Singer, who authorities said will plead guilty to racketeering, ran the charity, Key Worldwide Foundation, which received $25 million in total to guarantee the admissions, U.S. Attorney Andrew Lelling said during a Tuesday news conference. The charitable foundation was allegedly used as a front to run the scam.
“This is a case where [the parents] flaunted their wealth, sparing no expense to cheat the system so they could set their children up for success with the best money can buy,” Joseph Bonavolonta from the FBI Boston Field Office said in a Tuesday news conference.
Most of the students didn’t know their admission to the school was due to a bribe, authorities said, but in some cases, the children and their parents took part in the scheme.
“Singer would accommodate what parents wanted to do,” Lelling said, adding that it “appears that the schools are not involved.”
Singer’s college admissions cheating scam allegedly involved extensive coordination with parents. Lelling said Singer had a knack for making fake credentials look realistic enough as to not invite scrutiny.
The children’s parents would allegedly pay a specified amount of money fully aware it would be used to gain college admission. The money would then go toward an SAT or ACT administrator or a college athletic coach who would fake a profile for the prospective student — regardless of their athletic ability, according to the charging documents.
On a call with one parent, prosecutors said, Singer described the business simply: “What we do is help the wealthiest families in the U.S. get their kids into school… my families want a guarantee.”
Singer would help his clients’ children by having another individual take SAT or ACT tests on behalf of the students, officials said. Parents would allegedly pay up to $75,000 for each test and wire money to “charitable accounts.” He would discuss with his clients what SAT or ACT score they desired for their children that were impressive but “not too impressive.” He would then instruct Mark Riddell, of Palmetto, Florida, to take the exams for the students, or “replace the students’ exam responses with his own.” Riddell had been working with Singer since 2011, documents stated.
“Singer used the purported charitable donations from parents, at least in part, to bribe two SAT and ACT test administrators,” court documents stated.
Some parents would also take their children to therapists paid by Singer in order to receive notes saying the prospective students required extra time to take standardized tests.
Among the college coaches involved in the alleged scheme was Rudy Meredith, the former head women’s soccer coach at Yale, and John Vandemoer, the sailing coach at Stanford University.
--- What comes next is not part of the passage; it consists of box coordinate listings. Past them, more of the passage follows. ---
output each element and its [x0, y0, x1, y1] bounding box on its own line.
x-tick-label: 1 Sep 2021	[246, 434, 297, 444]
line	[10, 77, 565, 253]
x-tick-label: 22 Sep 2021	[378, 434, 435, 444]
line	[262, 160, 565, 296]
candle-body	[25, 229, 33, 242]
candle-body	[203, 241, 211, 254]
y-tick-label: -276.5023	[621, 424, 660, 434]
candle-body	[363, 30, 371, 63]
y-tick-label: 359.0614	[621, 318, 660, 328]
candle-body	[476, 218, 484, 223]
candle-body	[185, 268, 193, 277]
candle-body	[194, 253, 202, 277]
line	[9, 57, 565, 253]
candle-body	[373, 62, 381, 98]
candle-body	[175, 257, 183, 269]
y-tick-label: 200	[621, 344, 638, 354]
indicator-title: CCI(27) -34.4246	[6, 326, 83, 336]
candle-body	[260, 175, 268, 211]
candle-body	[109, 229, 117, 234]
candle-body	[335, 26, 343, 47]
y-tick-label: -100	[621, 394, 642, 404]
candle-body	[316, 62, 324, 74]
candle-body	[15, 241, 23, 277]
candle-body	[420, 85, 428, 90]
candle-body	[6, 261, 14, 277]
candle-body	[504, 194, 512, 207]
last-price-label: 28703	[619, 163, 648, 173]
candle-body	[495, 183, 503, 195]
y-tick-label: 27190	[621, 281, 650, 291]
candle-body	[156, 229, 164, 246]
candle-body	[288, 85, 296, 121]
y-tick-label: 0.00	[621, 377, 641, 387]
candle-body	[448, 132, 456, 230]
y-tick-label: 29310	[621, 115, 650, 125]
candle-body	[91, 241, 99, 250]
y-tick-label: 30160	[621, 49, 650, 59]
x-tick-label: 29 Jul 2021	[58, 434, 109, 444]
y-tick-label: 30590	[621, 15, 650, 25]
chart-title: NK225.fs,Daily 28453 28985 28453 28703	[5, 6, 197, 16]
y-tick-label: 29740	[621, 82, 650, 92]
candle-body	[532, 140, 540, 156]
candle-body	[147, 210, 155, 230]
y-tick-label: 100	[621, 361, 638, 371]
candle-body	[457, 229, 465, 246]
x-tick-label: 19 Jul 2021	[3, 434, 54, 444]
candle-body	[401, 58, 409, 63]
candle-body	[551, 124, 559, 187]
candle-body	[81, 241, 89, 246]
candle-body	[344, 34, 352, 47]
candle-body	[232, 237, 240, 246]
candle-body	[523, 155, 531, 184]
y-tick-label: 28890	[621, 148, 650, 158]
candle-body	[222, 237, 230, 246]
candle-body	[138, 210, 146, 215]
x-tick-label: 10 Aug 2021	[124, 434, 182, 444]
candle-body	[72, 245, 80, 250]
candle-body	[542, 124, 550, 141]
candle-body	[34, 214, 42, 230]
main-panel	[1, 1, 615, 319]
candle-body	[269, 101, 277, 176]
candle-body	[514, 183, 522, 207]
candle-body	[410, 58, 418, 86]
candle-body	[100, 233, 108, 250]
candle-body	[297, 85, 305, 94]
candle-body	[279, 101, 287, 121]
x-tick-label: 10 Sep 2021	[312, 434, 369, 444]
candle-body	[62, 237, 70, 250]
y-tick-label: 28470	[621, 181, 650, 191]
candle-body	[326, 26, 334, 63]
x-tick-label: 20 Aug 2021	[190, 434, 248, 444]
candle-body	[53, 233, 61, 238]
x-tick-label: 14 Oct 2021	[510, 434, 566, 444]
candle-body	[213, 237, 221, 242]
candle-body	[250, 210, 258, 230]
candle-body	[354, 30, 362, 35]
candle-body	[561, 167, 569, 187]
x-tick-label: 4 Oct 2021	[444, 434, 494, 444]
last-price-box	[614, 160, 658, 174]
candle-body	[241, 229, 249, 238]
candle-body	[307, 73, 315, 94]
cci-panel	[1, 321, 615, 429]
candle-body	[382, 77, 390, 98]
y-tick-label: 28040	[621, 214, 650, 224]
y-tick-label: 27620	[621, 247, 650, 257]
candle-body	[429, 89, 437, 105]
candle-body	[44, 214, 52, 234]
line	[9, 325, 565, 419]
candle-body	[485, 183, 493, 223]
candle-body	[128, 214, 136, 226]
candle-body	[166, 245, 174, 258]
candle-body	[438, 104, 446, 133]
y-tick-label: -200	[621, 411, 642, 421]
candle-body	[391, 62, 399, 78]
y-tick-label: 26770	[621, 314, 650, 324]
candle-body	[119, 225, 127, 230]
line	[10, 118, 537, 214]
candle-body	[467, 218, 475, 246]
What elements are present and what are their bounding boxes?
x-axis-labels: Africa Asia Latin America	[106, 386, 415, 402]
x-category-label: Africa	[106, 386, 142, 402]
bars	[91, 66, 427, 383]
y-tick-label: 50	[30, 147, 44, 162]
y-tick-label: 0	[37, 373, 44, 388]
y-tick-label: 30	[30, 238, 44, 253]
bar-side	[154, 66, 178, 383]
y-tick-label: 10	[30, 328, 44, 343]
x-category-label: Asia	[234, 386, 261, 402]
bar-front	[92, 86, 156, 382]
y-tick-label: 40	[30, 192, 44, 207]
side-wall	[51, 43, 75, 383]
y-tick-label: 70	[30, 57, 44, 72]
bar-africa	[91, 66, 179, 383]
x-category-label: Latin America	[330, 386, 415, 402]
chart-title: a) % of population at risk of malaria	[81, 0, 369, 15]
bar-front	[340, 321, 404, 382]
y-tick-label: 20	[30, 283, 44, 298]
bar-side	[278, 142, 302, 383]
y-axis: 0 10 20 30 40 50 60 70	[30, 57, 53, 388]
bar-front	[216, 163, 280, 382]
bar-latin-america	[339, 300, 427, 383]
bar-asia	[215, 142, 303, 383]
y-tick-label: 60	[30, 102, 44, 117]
Vandemoer has been fired from his position, the university said in a statement Tuesday.
Singer would bribe the coaches to fill slots the universities allocated for new players with his clients’ children. To evade suspicion, the coaches and Singer would tell the prospective students to pose for pictures or would alter stock images and photoshop the child’s face onto an athlete, to support the athletic-based admission.
For one applicant, Meredith — who resigned from his position in November — created a fake athletic profile and said the person was a recruit for the Yale women’s soccer team even though the applicant “did not play competitive soccer,” officials said. Singer gave Meredith $400,000 after the student was admitted to Yale.
A Georgetown tennis coach received bribes between 2012 and 2018 from Singer that amounted to more than $2.7 million, according to the documents.
“In exchange for the bribes, the Georgetown coach designated approximately 12 applicants as recruits for the Georgetown tennis team, including some who did not play tennis competitively, thereby facilitating their admission to the university,” documents read.
Some of the “student-athletes” who were enrolled simply never showed up for practice, while others pretended to be injured. Some played briefly, then quit, Lelling said.